"Here’s another question. Suppose Mars was at Earth’s orbit around the Sun, same atmosphere as it has now, what would its temperature be?"
The answer to this question will illustrate the Planet Surface Rotational Warming Phenomenon complete rightness!
The measured Mars' mean surface temperature at the actual Mars' distance from sun R.mars = 1,524AU is Tmean.1,524AU =210K
R = 1AU is the Earth's orbit distance from the sun in AU (astronomical units)
Let's apply the inverse square law
(1/R²) = (1/1,524²) = 1/2,32
Mars has 2,32 times less solar irradiation intensity than Earth has Let's calculate using the Stefan-Boltzmann emission law 4 power. When estimating the emission temperature the 4th root of the emission intensity should be applied.

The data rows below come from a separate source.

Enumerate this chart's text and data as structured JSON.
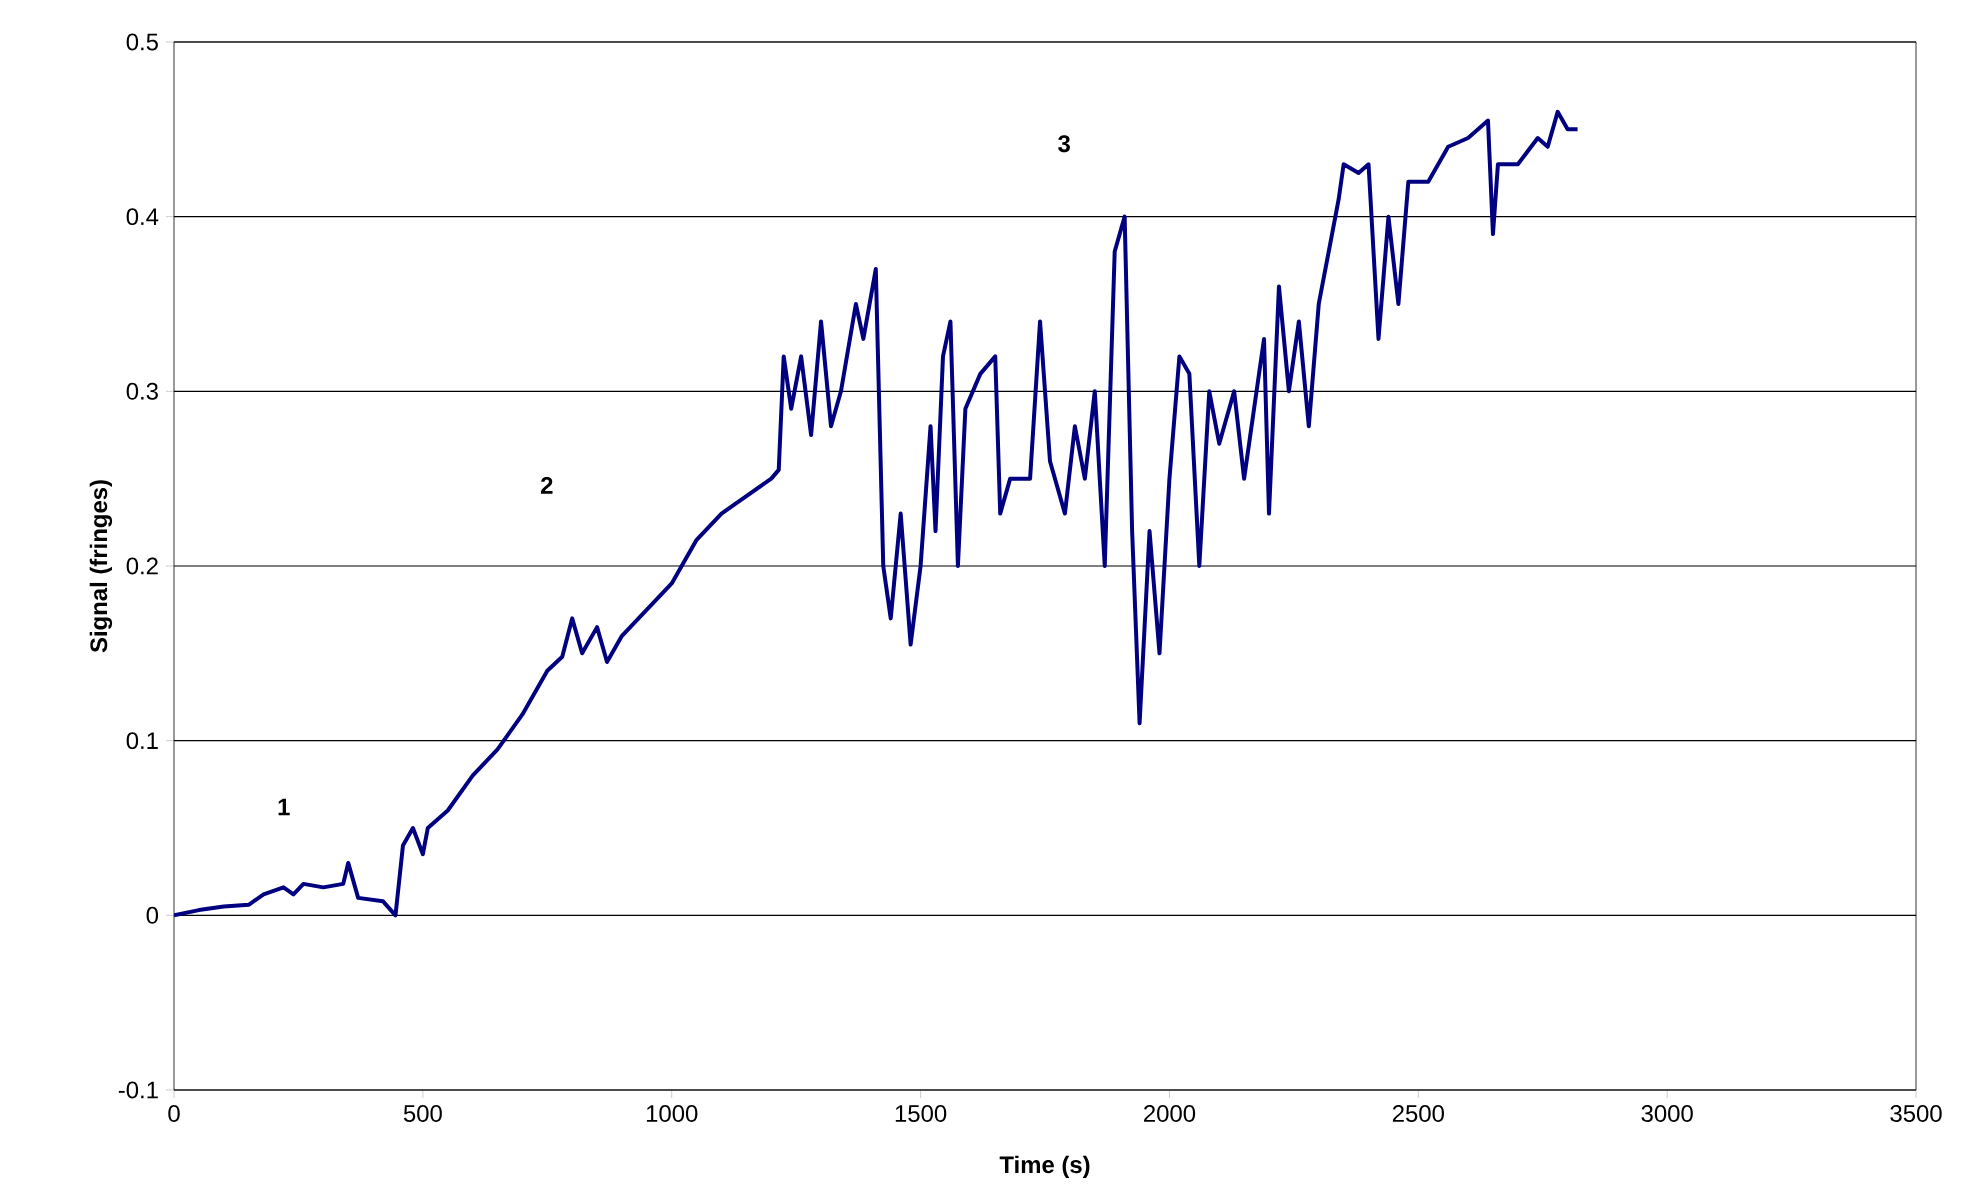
{
  "chart_data": {
    "type": "line",
    "xlabel": "Time (s)",
    "ylabel": "Signal (fringes)",
    "xlim": [
      0,
      3500
    ],
    "xticks": [
      0,
      500,
      1000,
      1500,
      2000,
      2500,
      3000,
      3500
    ],
    "ylim": [
      -0.1,
      0.5
    ],
    "yticks": [
      -0.1,
      0,
      0.1,
      0.2,
      0.3,
      0.4,
      0.5
    ],
    "grid": "y",
    "marker": "none",
    "line_style": "solid",
    "annotations": [
      "1",
      "2",
      "3"
    ],
    "series": [
      {
        "color": "#000080",
        "x": [
          0,
          50,
          100,
          150,
          180,
          220,
          240,
          260,
          300,
          340,
          350,
          370,
          420,
          445,
          460,
          480,
          500,
          510,
          550,
          600,
          650,
          700,
          750,
          780,
          800,
          820,
          850,
          870,
          900,
          950,
          1000,
          1050,
          1100,
          1150,
          1200,
          1215,
          1225,
          1240,
          1260,
          1280,
          1300,
          1320,
          1340,
          1370,
          1385,
          1410,
          1425,
          1440,
          1460,
          1480,
          1500,
          1520,
          1530,
          1545,
          1560,
          1575,
          1590,
          1620,
          1650,
          1660,
          1680,
          1720,
          1740,
          1760,
          1790,
          1810,
          1830,
          1850,
          1870,
          1890,
          1910,
          1925,
          1940,
          1960,
          1980,
          2000,
          2020,
          2040,
          2060,
          2080,
          2100,
          2130,
          2150,
          2170,
          2190,
          2200,
          2220,
          2240,
          2260,
          2280,
          2300,
          2320,
          2340,
          2350,
          2380,
          2400,
          2420,
          2440,
          2460,
          2480,
          2520,
          2560,
          2600,
          2640,
          2650,
          2660,
          2700,
          2740,
          2760,
          2780,
          2800,
          2820
        ],
        "values": [
          0.0,
          0.003,
          0.005,
          0.006,
          0.012,
          0.016,
          0.012,
          0.018,
          0.016,
          0.018,
          0.03,
          0.01,
          0.008,
          0.0,
          0.04,
          0.05,
          0.035,
          0.05,
          0.06,
          0.08,
          0.095,
          0.115,
          0.14,
          0.148,
          0.17,
          0.15,
          0.165,
          0.145,
          0.16,
          0.175,
          0.19,
          0.215,
          0.23,
          0.24,
          0.25,
          0.255,
          0.32,
          0.29,
          0.32,
          0.275,
          0.34,
          0.28,
          0.3,
          0.35,
          0.33,
          0.37,
          0.2,
          0.17,
          0.23,
          0.155,
          0.2,
          0.28,
          0.22,
          0.32,
          0.34,
          0.2,
          0.29,
          0.31,
          0.32,
          0.23,
          0.25,
          0.25,
          0.34,
          0.26,
          0.23,
          0.28,
          0.25,
          0.3,
          0.2,
          0.38,
          0.4,
          0.22,
          0.11,
          0.22,
          0.15,
          0.25,
          0.32,
          0.31,
          0.2,
          0.3,
          0.27,
          0.3,
          0.25,
          0.29,
          0.33,
          0.23,
          0.36,
          0.3,
          0.34,
          0.28,
          0.35,
          0.38,
          0.41,
          0.43,
          0.425,
          0.43,
          0.33,
          0.4,
          0.35,
          0.42,
          0.42,
          0.44,
          0.445,
          0.455,
          0.39,
          0.43,
          0.43,
          0.445,
          0.44,
          0.46,
          0.45,
          0.45
        ]
      }
    ]
  }
}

Thus, by analogue, Mars at the earth's orbit being irradiated 2,32 times higher, should have (2,32)¹∕ ⁴ times higher the mean surface temperature, than on its actual orbit of R.mars=1,524AU, but with the same rotational spin...
Mars performs 1 rotation every 24,622 hours or 0,9747 rot/day.
(2,32)¹∕ ⁴= 1,23416
Tmean.mars.1AU = 1,23416*Tmean.mars.1,524AU =
= 1,23416*210K = 259,17K or rounded 259K
Mars at earth's orbit would have Tmean.mars =259K.
When comparing with the measured moon's, because Moon also orbits sun at earth's distance, and Moon having a lower than Mars Albedo (a.moon =0,11; a.mars =0,250), thus Moon at earth's orbit being more intensively irradiated Moon/Mars = (1-0,11)So /(1-0,250)So = 0,89/0,75 = 1,187 times Moon is more intensively irradiated, and the measured Tmean.moon =220K
It is a solid proof of the Planet Surface Rotational Warming Phenomenon. The higher Mars' average surface temperature at Earth's orbit than Moon's, the 259K vs 220K, and the huge and undisputable difference of 259K -220K =Δ39C can be explained only by the Mars' rotational spin being 28,783 times faster than that of Moon's.